Currently, she researches and delves into the intersection of U.S. constitutional law and international law, the enforcement of domestic and international law, and the law of war. She is a professor (by courtesy) of the Yale University Department of Political Science, professor of International Law and Area Studies at the Yale University MacMillan Center. She serves on the Executive Committee of the MacMillan Center at Yale University and is a member of the Advisory Committee on International Law for the Legal Adviser at the United States Department of State. She has testified before Congress several times on legal issues surrounding the U.S. war in Iraq, and consults regularly with the Senate Foreign Relations Committee on current issues of constitutional and international law.

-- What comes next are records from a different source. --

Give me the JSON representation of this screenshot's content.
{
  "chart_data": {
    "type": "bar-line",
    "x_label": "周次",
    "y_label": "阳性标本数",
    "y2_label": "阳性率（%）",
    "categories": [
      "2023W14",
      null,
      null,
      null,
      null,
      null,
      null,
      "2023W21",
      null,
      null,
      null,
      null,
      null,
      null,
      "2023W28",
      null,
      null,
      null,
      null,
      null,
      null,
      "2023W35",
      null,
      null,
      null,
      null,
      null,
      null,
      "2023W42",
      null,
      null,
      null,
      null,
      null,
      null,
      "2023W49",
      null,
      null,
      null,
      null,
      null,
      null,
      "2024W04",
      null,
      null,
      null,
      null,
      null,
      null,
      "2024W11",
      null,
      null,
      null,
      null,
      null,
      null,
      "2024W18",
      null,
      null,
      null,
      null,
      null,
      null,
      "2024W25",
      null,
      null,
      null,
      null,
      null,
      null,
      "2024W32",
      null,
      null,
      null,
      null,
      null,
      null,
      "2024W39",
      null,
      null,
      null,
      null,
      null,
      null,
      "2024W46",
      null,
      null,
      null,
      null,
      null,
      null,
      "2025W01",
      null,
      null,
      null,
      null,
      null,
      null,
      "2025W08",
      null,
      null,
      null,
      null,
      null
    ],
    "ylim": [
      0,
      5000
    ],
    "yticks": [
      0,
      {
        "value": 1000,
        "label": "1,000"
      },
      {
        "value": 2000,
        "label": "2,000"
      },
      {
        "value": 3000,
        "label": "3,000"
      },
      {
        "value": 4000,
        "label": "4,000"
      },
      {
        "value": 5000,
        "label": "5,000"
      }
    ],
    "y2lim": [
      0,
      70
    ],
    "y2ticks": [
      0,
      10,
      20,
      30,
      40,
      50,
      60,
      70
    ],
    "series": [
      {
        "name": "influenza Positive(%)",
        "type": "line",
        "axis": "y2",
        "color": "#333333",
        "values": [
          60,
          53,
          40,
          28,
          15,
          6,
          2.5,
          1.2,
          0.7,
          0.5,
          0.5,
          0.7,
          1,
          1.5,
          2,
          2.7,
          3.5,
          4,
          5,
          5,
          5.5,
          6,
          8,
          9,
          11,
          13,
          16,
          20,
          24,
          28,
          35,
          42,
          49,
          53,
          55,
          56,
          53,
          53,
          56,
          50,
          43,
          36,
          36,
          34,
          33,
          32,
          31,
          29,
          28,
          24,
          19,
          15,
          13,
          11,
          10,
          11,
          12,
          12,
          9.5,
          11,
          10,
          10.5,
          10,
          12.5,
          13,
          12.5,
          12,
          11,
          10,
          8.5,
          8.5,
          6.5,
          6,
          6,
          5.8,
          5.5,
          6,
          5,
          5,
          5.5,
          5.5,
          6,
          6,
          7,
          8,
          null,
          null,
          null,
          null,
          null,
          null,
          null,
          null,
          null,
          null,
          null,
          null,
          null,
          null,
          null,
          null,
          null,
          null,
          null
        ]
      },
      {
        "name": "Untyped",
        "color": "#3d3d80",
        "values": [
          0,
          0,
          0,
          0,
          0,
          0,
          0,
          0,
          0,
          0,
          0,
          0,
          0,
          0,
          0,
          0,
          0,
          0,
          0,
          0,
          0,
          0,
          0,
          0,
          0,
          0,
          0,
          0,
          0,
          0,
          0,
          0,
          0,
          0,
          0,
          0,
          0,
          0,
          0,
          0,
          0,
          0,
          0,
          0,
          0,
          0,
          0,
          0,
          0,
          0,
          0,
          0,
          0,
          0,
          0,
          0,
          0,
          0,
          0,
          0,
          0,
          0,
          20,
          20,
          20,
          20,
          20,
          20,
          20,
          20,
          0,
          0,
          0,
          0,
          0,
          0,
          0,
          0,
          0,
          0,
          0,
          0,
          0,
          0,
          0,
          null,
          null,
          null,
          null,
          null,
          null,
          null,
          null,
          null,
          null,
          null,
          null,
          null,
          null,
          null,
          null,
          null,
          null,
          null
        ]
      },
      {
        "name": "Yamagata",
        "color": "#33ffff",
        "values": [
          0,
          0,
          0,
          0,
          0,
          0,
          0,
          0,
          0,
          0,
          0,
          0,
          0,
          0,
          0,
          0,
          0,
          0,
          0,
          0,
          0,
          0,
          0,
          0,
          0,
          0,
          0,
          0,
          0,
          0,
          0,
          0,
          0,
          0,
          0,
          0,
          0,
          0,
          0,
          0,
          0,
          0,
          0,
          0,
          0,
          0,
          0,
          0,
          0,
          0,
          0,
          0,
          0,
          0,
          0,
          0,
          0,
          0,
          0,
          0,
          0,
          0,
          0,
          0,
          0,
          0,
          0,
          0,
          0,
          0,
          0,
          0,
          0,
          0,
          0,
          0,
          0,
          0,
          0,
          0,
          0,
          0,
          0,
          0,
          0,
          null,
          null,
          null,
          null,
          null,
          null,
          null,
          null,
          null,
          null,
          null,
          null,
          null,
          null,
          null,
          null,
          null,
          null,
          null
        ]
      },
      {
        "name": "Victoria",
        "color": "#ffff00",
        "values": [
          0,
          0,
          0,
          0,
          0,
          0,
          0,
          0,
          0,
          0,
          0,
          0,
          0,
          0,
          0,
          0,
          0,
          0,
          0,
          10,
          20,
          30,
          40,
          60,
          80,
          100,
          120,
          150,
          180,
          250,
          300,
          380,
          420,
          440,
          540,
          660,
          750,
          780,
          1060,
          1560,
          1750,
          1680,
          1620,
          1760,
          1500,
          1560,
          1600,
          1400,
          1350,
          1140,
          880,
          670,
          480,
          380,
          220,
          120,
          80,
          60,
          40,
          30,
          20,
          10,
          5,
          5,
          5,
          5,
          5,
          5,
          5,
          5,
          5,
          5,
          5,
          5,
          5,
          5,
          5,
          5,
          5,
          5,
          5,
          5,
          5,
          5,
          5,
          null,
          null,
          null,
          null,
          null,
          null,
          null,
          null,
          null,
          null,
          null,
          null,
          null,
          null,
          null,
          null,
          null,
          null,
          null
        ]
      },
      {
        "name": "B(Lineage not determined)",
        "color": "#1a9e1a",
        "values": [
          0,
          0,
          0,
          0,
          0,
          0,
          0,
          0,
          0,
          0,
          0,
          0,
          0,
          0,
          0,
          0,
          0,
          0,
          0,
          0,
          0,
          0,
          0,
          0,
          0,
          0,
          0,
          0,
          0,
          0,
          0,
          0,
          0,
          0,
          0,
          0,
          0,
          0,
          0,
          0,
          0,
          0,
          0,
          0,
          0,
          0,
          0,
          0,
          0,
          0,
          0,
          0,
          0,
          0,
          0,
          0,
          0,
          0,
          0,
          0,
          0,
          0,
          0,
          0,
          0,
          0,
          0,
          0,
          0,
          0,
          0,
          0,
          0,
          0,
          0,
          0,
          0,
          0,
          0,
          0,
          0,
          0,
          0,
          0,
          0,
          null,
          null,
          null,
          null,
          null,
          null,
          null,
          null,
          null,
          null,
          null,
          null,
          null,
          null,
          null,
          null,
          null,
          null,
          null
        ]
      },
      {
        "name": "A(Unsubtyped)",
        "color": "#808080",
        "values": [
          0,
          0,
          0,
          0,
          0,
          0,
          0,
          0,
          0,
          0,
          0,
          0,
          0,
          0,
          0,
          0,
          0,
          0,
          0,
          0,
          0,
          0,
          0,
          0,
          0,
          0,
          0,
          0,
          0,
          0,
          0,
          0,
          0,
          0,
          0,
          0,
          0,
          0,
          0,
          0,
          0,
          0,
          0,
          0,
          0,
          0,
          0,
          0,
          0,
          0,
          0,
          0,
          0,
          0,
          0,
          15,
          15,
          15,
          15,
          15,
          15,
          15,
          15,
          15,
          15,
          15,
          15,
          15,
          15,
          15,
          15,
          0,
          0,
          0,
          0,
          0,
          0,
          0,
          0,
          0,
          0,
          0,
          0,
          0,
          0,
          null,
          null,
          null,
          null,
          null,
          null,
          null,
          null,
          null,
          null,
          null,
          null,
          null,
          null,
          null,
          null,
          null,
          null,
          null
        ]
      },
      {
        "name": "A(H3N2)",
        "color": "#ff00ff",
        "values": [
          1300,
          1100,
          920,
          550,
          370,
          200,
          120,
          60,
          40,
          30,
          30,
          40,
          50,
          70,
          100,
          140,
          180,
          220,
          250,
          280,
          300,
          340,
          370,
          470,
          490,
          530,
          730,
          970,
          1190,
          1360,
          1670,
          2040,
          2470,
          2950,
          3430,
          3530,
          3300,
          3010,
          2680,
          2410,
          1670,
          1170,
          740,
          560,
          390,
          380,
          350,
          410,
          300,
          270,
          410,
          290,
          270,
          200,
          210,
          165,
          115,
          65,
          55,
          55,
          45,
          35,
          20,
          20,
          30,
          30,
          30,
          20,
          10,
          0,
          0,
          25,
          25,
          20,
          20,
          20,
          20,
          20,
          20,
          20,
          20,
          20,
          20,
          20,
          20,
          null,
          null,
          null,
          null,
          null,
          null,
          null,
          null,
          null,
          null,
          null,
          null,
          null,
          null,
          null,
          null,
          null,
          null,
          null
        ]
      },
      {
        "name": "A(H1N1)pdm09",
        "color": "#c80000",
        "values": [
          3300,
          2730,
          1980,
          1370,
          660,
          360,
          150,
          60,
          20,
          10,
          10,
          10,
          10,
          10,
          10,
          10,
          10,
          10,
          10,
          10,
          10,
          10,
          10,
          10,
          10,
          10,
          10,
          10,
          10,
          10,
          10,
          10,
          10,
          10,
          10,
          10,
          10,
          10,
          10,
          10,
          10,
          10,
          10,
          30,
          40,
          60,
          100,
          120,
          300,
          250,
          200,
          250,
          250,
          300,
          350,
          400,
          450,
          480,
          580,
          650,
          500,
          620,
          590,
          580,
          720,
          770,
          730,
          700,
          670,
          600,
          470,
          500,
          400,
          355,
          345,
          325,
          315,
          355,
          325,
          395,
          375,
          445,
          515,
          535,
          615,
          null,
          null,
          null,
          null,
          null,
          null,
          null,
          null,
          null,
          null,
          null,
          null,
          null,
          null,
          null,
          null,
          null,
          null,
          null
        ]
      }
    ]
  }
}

Please join us to uncover the hidden discrepancies of international law that conflict with the American constitution and discover possible solutions at Room 002, Rockefeller Center at 4:30 pm, January 12, 2012 during "Our Foreign Affairs Constitution: The President, Congress, and the Making of International Law", with Oona Hathaway.
Co-sponsored by the Dartmouth Legal Studies Faculty Group and the Dartmouth Lawyers Association.